TVBEurope talks to analyst Alice Enders as the mega-deal finally closes

The Walt Disney Company is now officially the owner of two-thirds of 21st Century Fox.

The $71.3 billion deal first announced in December 2017 finally closed at 4:02am GMT this morning.

Disney now owns a range of film and TV assets including the Fox film and TV studio, FX Networks, National Geographic, international assets like Star India and a 30 per cent stake in Hulu.

The deal raises the question, does this make Disney the biggest player in the media and entertainment industry? Alice Enders, head of research at Enders Analysis, tells TVBEurope the answer to that question lies in another: “It begs the question of how a big player is conceived these days. Is it by total revenue? By the strength of the catalogue and the pipeline of new releases? Certainly Disney is the single largest in children’s entertainment as it always has been. But acquiring Fox does not turn it into the adult entertainment juggernaut that is Warner Bros.

“Or are you aiming for the Netflix question: the power today is in direct to consumer relationships, allowing the company to hoover up data, refine creative strategy etc. In the latter case, Disney is no Netflix, but Disney needed Fox to some degree to launch a competitor service that has a chance to succeed in the US.”

Obviously it’s very early days in terms of what Disney might choose to do with its new acquisition. Enders believes the company’s first strategy will be to integrate Fox into the business – which could lead to cost savings – as well as the much-discussed launch later this year of its D2C streamer Disney+.

“For Disney to concede to the market that D2C is the primary value for a company today is quite something, but the writing has been on the wall for years now,” says Enders. “Everyone has struggled with the same problem: how to transform a lucrative business of licensing content to cinemas (Disney’s outstanding strength) and turn TV into an OTT business that doesn’t kill the existing revenue streams off.

“It’s a transition that Disney shareholders are on, and it may or may not work.

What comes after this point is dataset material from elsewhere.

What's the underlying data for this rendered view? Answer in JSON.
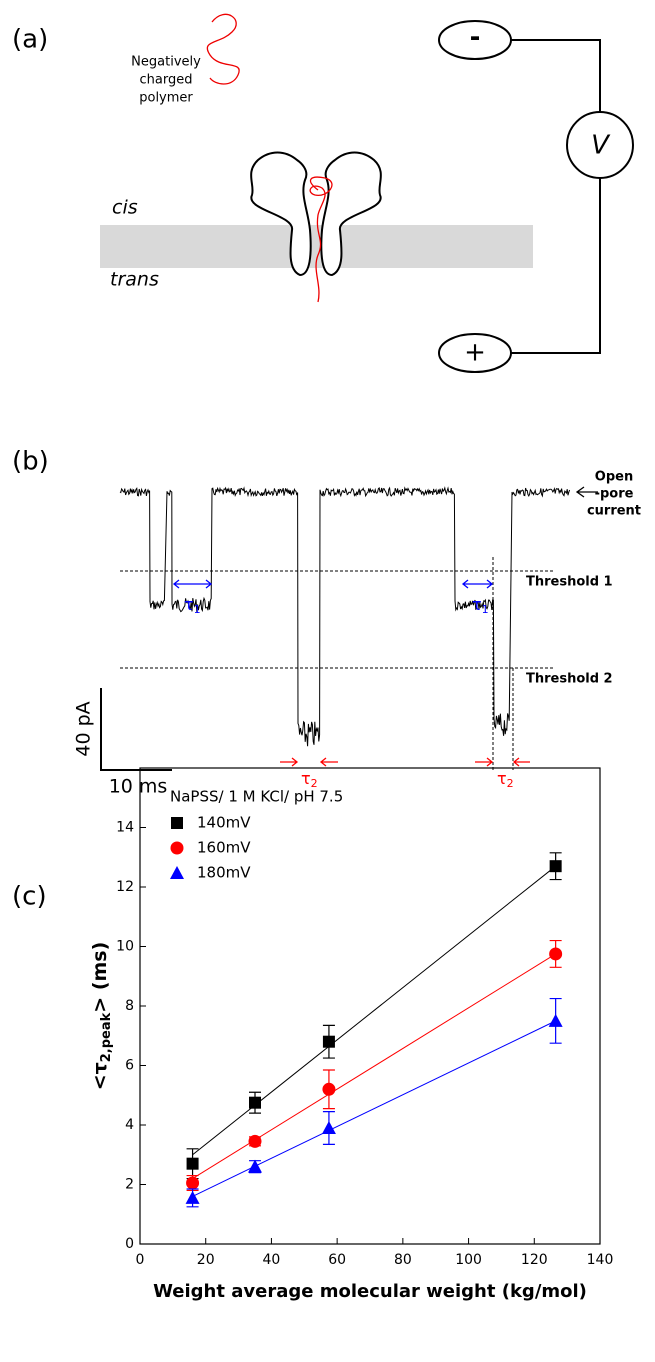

If Disney cannot pierce Netflix in family entertainment, then no one can take that business on and all are condemned to being further upstream, cut off from the viewing numbers they require to judge if their shows are worth the licensing revenues they assert to the Netflixes of this world.”

Back when the deal was first mooted, Enders told TVBEurope it would be “quite astonishing” if the Murdoch family were to sell Fox. What does she think now? “The Rupert Murdoch strategy of centring the family fortunes on a major Hollywood studio has not changed, but just been transformed into a holding (passive for now) in Disney instead of fox, future proofed for the passage to the next world of the great patriarch himself,” says Enders. “Much better to wrap it all up while he is with us than let the kids squabble and spoil his life’s work. I think it might be envisaged that James Murdoch becomes the eyes and ears of the family inside Fox.”

Finally, does Enders see the Disney/Fox deal as the start of a raft of these mega-deals, or will things calm down as the industry adjusts to the change?  “There have been lots of rumours about Apple and Netflix. There are always going to be rumours about Apple (deep pockets) and the content business, and every media company wants value to be maximised by having many buyers for any asset,” she says.

“However, I don’t see that tie-up with a content business being uppermost for the moment; Apple/Netflix would be a concession that Apple’s own D2C business is mature and cannot grow further. Why buy Netflix when 30 per cent commission is made on the Apple store? It has a lucrative content business already. It collects masses of data; location data being especially valuable. I don’t know, it just doesn’t seem like essential for Apple to buy Netflix.”